To leverage connective information more effectively in neural models for discourse relation recognition, several strategies can be considered beyond the joint learning approach: Feature Engineering: Incorporate specific features related to connectives, such as syntactic properties, semantic cues, and discourse function, into the model architecture to enhance the representation learning process. Attention Mechanisms: Implement attention mechanisms that focus on connective tokens or their surrounding context to capture the importance of connectives in determining discourse relations. Multi-Task Learning: Train neural models on tasks that involve connective prediction or connective-aware relation classification simultaneously to encourage the model to learn robust representations for connectives and their impact on relations.
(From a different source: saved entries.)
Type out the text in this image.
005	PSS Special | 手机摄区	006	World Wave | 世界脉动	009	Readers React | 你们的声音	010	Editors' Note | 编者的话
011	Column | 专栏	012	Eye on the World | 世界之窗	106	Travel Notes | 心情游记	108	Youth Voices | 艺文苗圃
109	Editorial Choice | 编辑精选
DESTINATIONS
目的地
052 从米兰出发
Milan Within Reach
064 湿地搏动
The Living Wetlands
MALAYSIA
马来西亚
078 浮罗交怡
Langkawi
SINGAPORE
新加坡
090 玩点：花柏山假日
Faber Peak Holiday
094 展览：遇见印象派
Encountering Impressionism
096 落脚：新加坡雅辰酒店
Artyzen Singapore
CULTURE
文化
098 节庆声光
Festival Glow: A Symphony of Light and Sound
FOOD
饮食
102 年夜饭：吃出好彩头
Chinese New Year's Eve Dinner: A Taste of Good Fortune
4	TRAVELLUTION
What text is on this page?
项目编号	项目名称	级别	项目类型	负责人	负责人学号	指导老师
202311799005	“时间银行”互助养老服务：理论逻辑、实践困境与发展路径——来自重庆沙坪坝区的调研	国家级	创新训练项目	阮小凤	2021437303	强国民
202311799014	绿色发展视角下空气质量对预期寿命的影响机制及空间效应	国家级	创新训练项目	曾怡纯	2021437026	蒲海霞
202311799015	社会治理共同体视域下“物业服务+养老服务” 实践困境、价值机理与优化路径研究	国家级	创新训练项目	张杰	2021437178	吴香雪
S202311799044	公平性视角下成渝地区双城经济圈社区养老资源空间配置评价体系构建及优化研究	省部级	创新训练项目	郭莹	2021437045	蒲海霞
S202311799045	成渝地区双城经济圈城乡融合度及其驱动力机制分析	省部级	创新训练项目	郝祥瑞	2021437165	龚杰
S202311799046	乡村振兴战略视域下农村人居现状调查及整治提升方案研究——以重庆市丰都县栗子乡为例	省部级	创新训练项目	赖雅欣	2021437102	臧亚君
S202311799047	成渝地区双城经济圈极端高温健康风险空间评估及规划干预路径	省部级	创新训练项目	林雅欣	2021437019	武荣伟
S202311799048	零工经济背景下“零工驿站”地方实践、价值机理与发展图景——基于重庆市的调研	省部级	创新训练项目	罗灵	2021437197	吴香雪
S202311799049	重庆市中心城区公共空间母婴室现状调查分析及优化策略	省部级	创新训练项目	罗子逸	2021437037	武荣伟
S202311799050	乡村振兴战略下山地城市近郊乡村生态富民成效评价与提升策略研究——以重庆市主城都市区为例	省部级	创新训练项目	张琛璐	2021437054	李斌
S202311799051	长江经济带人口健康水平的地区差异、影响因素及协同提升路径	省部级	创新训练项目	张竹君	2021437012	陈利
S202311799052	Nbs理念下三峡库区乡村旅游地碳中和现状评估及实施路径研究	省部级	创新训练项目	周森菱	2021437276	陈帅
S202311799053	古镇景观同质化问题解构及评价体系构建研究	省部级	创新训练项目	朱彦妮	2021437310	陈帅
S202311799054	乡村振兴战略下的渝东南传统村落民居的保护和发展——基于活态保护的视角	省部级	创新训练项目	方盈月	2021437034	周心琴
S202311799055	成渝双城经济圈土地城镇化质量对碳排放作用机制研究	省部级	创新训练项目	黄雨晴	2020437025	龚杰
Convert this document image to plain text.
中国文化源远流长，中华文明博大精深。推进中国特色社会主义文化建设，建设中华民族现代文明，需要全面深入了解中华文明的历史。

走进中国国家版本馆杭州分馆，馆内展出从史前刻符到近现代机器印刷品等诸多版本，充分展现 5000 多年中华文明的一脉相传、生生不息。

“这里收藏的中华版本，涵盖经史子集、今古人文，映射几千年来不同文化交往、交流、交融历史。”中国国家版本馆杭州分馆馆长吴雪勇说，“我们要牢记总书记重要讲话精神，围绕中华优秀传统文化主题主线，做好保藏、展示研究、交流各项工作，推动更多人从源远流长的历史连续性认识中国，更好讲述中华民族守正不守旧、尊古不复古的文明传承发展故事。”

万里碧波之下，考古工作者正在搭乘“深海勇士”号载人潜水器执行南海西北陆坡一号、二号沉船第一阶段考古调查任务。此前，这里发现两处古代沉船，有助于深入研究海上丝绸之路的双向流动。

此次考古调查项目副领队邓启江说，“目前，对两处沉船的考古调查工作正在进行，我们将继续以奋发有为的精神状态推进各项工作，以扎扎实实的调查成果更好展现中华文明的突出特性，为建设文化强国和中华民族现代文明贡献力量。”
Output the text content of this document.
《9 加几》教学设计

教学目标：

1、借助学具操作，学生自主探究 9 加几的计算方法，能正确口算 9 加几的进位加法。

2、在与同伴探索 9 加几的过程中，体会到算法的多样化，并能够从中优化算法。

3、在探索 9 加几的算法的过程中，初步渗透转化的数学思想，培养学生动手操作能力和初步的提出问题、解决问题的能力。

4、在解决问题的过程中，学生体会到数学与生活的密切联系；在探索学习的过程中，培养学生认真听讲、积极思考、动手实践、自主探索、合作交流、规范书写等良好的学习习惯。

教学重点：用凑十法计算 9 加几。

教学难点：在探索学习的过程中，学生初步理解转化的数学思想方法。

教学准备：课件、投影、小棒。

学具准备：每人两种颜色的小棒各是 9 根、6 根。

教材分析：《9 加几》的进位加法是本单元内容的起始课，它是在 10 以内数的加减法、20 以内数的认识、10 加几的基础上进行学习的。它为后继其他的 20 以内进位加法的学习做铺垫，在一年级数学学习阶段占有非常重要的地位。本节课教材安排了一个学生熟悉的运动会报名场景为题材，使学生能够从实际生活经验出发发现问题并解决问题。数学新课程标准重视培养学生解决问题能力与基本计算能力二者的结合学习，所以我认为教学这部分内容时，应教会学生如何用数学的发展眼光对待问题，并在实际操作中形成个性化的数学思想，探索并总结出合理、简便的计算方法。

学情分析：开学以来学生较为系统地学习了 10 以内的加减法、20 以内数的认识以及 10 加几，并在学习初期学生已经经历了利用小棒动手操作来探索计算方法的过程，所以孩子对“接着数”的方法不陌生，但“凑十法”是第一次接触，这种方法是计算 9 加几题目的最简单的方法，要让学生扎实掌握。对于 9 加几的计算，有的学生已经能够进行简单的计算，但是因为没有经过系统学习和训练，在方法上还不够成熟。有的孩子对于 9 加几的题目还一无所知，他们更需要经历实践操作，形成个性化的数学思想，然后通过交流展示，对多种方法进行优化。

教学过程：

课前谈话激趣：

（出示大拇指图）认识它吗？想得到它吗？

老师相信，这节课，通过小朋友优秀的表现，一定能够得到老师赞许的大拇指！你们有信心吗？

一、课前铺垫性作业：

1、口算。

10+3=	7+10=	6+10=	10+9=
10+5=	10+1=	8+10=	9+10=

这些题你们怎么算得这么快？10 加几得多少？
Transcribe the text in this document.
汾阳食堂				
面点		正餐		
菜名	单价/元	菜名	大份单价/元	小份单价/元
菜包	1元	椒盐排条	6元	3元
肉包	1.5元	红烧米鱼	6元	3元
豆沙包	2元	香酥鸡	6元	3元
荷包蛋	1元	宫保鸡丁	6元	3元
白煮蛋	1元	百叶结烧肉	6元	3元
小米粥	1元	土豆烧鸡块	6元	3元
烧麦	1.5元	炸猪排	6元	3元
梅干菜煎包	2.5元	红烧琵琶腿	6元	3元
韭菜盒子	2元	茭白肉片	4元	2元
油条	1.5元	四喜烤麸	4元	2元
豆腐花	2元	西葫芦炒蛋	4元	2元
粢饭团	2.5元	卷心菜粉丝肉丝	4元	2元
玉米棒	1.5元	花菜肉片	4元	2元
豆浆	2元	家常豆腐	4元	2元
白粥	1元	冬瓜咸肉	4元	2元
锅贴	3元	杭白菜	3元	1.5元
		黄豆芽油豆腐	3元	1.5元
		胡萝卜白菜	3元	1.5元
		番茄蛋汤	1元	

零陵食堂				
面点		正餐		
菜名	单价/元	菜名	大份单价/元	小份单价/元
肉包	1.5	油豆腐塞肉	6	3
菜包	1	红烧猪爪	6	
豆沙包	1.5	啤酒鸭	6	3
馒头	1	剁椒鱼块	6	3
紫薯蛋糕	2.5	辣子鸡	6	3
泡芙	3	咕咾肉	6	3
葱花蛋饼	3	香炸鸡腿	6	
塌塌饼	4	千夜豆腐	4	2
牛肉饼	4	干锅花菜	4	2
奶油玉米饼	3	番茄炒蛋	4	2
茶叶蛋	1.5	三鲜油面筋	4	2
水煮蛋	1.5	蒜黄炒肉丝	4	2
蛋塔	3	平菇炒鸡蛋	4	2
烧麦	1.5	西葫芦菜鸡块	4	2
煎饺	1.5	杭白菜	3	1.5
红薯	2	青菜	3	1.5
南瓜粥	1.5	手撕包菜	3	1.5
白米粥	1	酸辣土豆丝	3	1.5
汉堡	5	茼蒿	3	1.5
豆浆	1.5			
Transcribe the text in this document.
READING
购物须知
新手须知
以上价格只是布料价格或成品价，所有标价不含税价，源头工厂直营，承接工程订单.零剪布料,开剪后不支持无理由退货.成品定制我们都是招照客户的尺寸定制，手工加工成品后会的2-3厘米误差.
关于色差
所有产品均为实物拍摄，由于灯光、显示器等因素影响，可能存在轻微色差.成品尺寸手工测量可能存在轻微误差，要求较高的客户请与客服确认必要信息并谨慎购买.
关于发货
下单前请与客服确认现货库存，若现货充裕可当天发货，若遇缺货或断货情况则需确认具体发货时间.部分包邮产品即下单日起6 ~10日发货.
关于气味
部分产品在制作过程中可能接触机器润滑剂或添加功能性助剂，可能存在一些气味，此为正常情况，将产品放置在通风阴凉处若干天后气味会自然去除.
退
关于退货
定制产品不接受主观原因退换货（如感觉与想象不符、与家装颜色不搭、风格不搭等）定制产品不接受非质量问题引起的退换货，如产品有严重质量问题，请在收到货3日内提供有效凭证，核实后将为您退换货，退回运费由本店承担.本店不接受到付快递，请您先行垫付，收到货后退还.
Transfer Learning: Utilize pre-trained language models fine-tuned on tasks involving connective understanding to improve the model's ability to handle connective information in discourse relation recognition tasks. Ensemble Methods: Combine multiple neural models that specialize in different aspects of connective processing, such as connective detection, connective sense disambiguation, and relation classification, to create a more comprehensive and accurate system. By exploring these strategies and potentially combining them with the joint learning approach, neural models can better leverage connective information for more effective discourse relation recognition.